When he was 17 years old, Arar moved to Canada from Syria. Arar eventually earned his master’s degree in telecommunications, got a good job and started a family. Things were going well for him.
Maher had a loving wife, two beautiful children, and a rewarding business. Unfortunately, in September 2002 all of that changed.
Arar was vacationing with his family in Tunisia when he decided to return to Canada for work purposes. Since Arar was using air-miles, he was forced to take a flight from Tunis, through New York, to Montreal.
On arriving in New York, Arar was pulled aside by airport security. He was fingerprinted and photographed. Airport personnel assured him it was all standard procedure. But when New York police and FBI agents showed up, Arar became suspicious.
The agents copied his passport and proceeded to interrogate Arar. He felt compelled to request a lawyer. The interrogators ignored this request. They told Arar that, as he was a Canadian citizen and not an American, he had no right to a lawyer. When he asked to make a phone call, his requests were ignored again.
Arar was belittled, harassed and strip searched. Still, he remained cooperative. When he asked why this was happening to him, the only explanation they gave was that he was of “special interest.”
More than 24 hours later, after extensive interrogation and no sleep, Arar was pressured into signing a document that he was not allowed to read. He was then chained and transported to the Metropolitan Detention Center. Arar, however, had no idea where he had been taken.
On Oct. 2 Arar, who had been detained since Sep. 26, finally got a two-minute phone call. He used that call contact his family; he asked them to help and to find him a lawyer.
Later, Arar was told that he was scheduled for deportation. He signed a document to request that he be deported to Canada. Although Arar had obtained a lawyer who vowed to return him to Canada, Arar was later informed that he would be deported to Syria.
This decision was based on evidence that Arar was not allowed to see.
Arar was faced with hours of intense questioning, as well as food and sleep deprivation while held in the United States. When he arrived in Jordan and Syria, things got worse.
Arar was held in a cell that was only 3-feet wide, 6-feet long, and 7-feet tall. Hardly any light filtered into his cell. Rats ran rampant. It was not uncommon for cat urine to fall on him through the bars in his ceiling. He was deprived of a toothbrush, toothpaste, shower facilities, and even a change of clothing.
Arar was regularly beaten with electrical cables. Often, the threats and physical attacks were jarring enough that he would urinate on himself. Three times during his detention, he suffered from nervous crises, in which he was flooded with uncontrollable memories and screamed frenziedly.

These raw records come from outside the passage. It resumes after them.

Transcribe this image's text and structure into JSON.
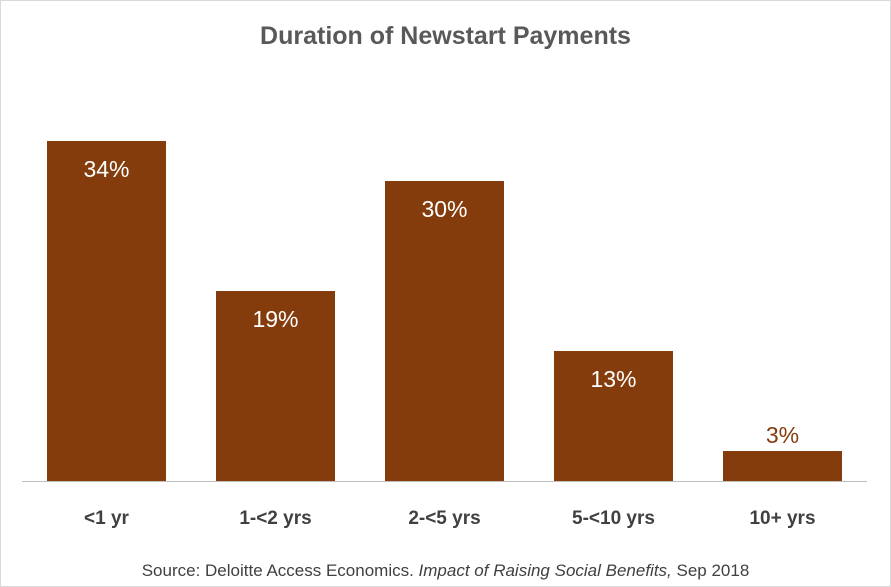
{
  "chart_data": {
    "type": "bar",
    "title": "Duration of Newstart Payments",
    "categories": [
      "<1 yr",
      "1-<2 yrs",
      "2-<5 yrs",
      "5-<10 yrs",
      "10+ yrs"
    ],
    "series": [
      {
        "values": [
          34,
          19,
          30,
          13,
          3
        ],
        "labels": [
          "34%",
          "19%",
          "30%",
          "13%",
          "3%"
        ]
      }
    ],
    "xlabel": "",
    "ylabel": "",
    "ylim": [
      0,
      34
    ],
    "grid": false,
    "legend": "none",
    "bar_color": "#843c0c",
    "label_color_inside": "#ffffff",
    "label_color_outside": "#843c0c"
  },
  "source": {
    "prefix": "Source: Deloitte Access Economics. ",
    "title": "Impact of Raising Social Benefits,",
    "suffix": " Sep 2018"
  }
}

Arar had been detained for more than one year without charges being filed, and based on evidence he never saw.
A horrific experience like Maher Arar’s seems like something that could never happen to the average United States citizen. However, on Oct. 17, when President George W. Bush signed the Detainee Treatment and Trials bill in to law, it became a frightening reality.
One of the most glaring drawbacks of Bush’s detainee bill is the article on habeas corpus.
Habeas corpus ad subjiciendum is a long Latin phrase that guarantees us all the right to question if we are imprisoned legally, and to be released from custody if it’s not legal. Or at least it did.
Under this new legislation, habeas corpus is not merely suspended, it is completely abolished. Any person that the president or secretary of state deems to be an “enemy combatant” can be detained for an indefinite period of time. Detainees will have neither rights to counsel, nor any rights to a trial.
Like Maher Arar, they can be detained without charges being filed, and based on evidence they cannot examine.
Perhaps the most disturbing point, other than the total obliteration of a civil rights safe guard that has been around for centuries, is the elusive definition of “enemy combatant.”
Because of its ability to protect citizens from being thrown into prison without merit, habeas corpus is often referred to as the lynchpin of the Constitution. This new legislation is dangerous because it challenges our basic rights and freedoms with the threat of wrongful and indefinite imprisonment.
Life as a detainee was hell for Arar. Now that habeas corpus has been eliminated, our country might be headed there faster than you’d think.